Prep Time: 20 mins | Cook Time: 25 mins (steam) + 5 mins (grill) | Total Time: ~1 hr + overnight chill Servings: 6 patties
Ingredients
- 1 medium raw beetroot, peeled and roughly chopped
- 400g cooked green or brown lentils (canned, drained)
- 3 tbsp soy sauce
- 2 tbsp peanut butter
- 1 tsp liquid smoke
- 1 tsp smoked paprika
- 1 tsp onion powder
- 1 tsp garlic powder
- ½ tsp ginger powder
- ¼ tsp black pepper
- 3 tbsp water or lentil liquid from can
- 200g vital wheat gluten
To serve:
- 6 burger buns, lettuce, tomato, onion, pickles, and vegan condiments
Instructions
- Add beetroot, lentils, soy sauce, peanut butter, liquid smoke, smoked paprika, onion powder, garlic powder, ginger powder, pepper, and water to a food processor.
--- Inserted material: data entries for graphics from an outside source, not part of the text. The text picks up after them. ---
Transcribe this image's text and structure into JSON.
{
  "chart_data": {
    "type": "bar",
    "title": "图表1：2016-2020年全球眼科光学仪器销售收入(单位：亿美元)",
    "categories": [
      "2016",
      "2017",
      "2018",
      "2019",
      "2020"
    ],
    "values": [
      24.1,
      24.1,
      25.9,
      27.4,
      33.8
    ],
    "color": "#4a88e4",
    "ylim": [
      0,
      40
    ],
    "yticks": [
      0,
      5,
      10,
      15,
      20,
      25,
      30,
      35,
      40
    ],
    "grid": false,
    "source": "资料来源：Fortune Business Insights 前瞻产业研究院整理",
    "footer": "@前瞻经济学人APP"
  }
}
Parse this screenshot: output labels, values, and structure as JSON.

Pulse until smooth, scraping down the sides as needed.
- Add half the vital wheat gluten and pulse to combine. Add remaining half and pulse until a crumbly dough forms. Do not over-process.
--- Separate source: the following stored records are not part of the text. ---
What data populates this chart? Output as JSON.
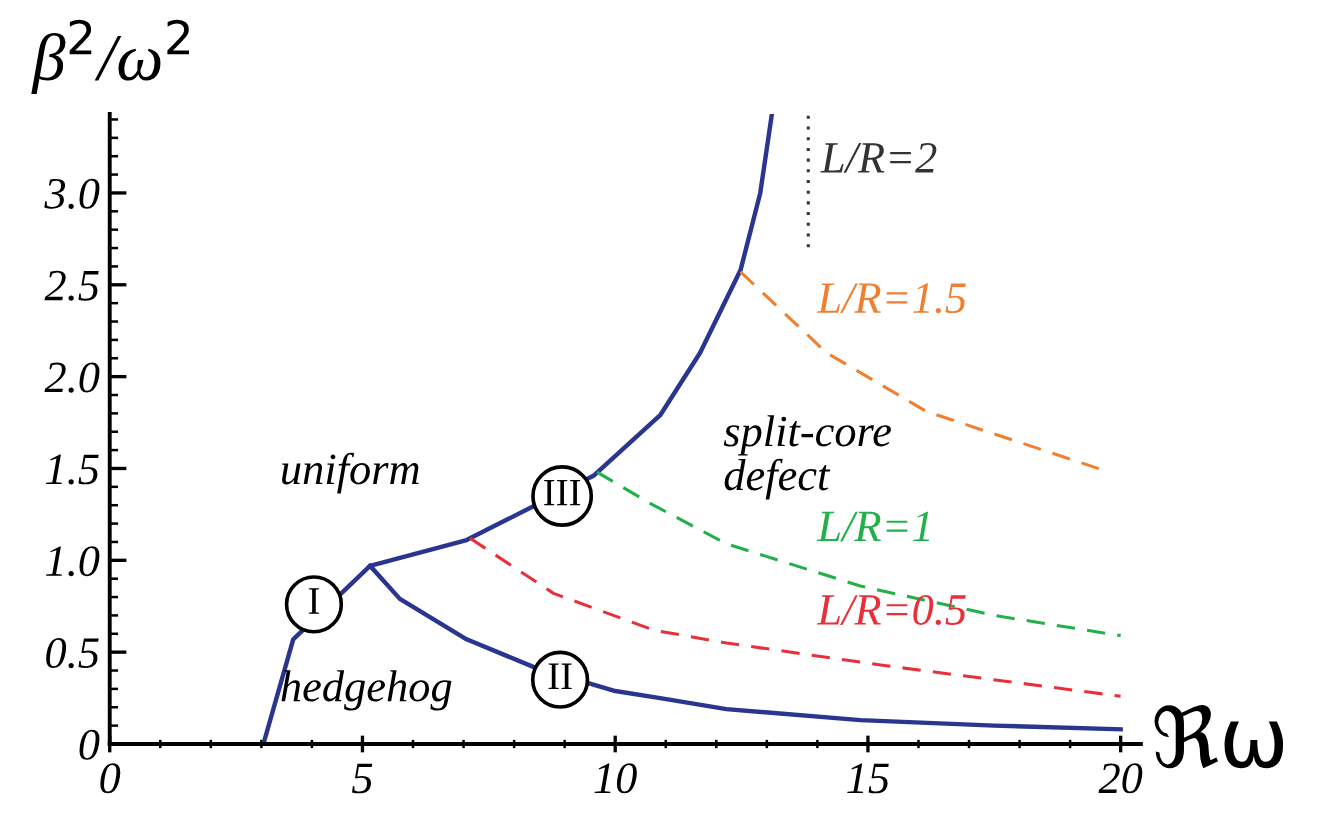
{
  "chart_data": {
    "type": "line",
    "xlabel": "ℜω",
    "ylabel": "β$^{2}$/ω$^{2}$",
    "xlim": [
      0,
      20.4
    ],
    "ylim": [
      0,
      3.43
    ],
    "xticks": [
      0,
      5,
      10,
      15,
      20
    ],
    "yticks": [
      0,
      {
        "value": 0.5,
        "label": "0.5"
      },
      {
        "value": 1.0,
        "label": "1.0"
      },
      {
        "value": 1.5,
        "label": "1.5"
      },
      {
        "value": 2.0,
        "label": "2.0"
      },
      {
        "value": 2.5,
        "label": "2.5"
      },
      {
        "value": 3.0,
        "label": "3.0"
      }
    ],
    "grid": false,
    "legend": false,
    "marker": "none",
    "series": [
      {
        "color": "#2a3590",
        "line_style": "solid",
        "x": [
          3.04,
          3.63,
          5.15,
          7.06,
          9.57,
          10.89,
          11.68,
          12.48,
          12.87,
          13.1
        ],
        "values": [
          0,
          0.57,
          0.97,
          1.11,
          1.46,
          1.79,
          2.13,
          2.58,
          3.0,
          3.43
        ]
      },
      {
        "color": "#2a3590",
        "line_style": "solid",
        "x": [
          5.15,
          5.74,
          7.06,
          8.38,
          9.97,
          10.89,
          12.2,
          14.85,
          17.5,
          20
        ],
        "values": [
          0.97,
          0.79,
          0.57,
          0.42,
          0.29,
          0.25,
          0.19,
          0.13,
          0.1,
          0.08
        ]
      },
      {
        "name": "L/R=0.5",
        "color": "#e8303a",
        "line_style": "dashed",
        "x": [
          7.13,
          8.78,
          10.76,
          12.2,
          15.25,
          20
        ],
        "values": [
          1.12,
          0.82,
          0.62,
          0.55,
          0.43,
          0.26
        ]
      },
      {
        "name": "L/R=1",
        "color": "#22b04a",
        "line_style": "dashed",
        "x": [
          9.64,
          10.69,
          12.2,
          14.85,
          17.5,
          20
        ],
        "values": [
          1.48,
          1.31,
          1.09,
          0.86,
          0.7,
          0.59
        ]
      },
      {
        "name": "L/R=1.5",
        "color": "#f08030",
        "line_style": "dashed",
        "x": [
          12.48,
          14.18,
          16.16,
          19.67
        ],
        "values": [
          2.57,
          2.13,
          1.81,
          1.49
        ]
      },
      {
        "name": "L/R=2",
        "color": "#333333",
        "line_style": "dotted",
        "x": [
          13.82,
          13.82
        ],
        "values": [
          3.42,
          2.69
        ]
      }
    ],
    "annotations": [
      "uniform",
      "hedgehog",
      "split-core\ndefect",
      {
        "text": "I",
        "x": 4.04,
        "y": 0.76
      },
      {
        "text": "II",
        "x": 8.91,
        "y": 0.35
      },
      {
        "text": "III",
        "x": 8.95,
        "y": 1.35
      }
    ]
  }
}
- Transfer dough to a clean surface and knead gently for about 30 seconds until it holds together and bands of gluten are visible. Do not over-knead.
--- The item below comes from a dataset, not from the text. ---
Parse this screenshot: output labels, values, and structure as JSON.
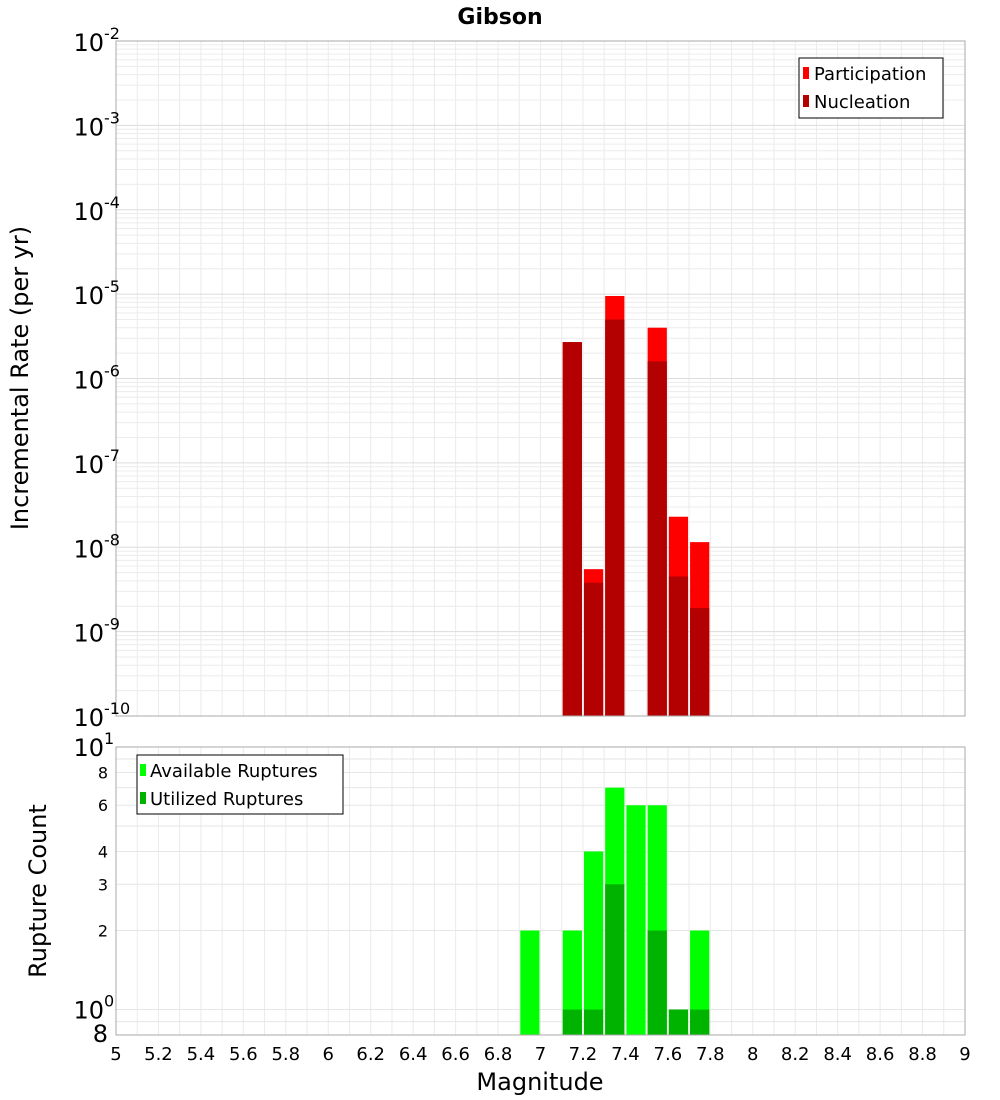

- Divide dough into 6 equal portions and shape into burger patties, pressing them slightly flatter than desired (they puff up during steaming).
- Steam patties in a single layer over boiling water for 25 minutes. Work in batches to avoid stacking.
- Cool to room temperature, then refrigerate for at least 1 hour (ideally overnight) for best texture.
- Heat a grill or frying pan over medium-high heat with a little oil. Cook patties for 2–3 minutes per side until well browned. Serve in buns with toppings.
Notes
- Vital wheat gluten is essential — there is no substitute. Cannot be made gluten-free.
- Do not over-knead the dough or burgers will become tough and rubbery.
- Freeze steamed patties for up to 3 months. Thaw overnight before cooking.
- The beet adds earthiness and moisture without a dominant beet flavour.
- Vital wheat gluten is very sticky — use old rags for clean-up.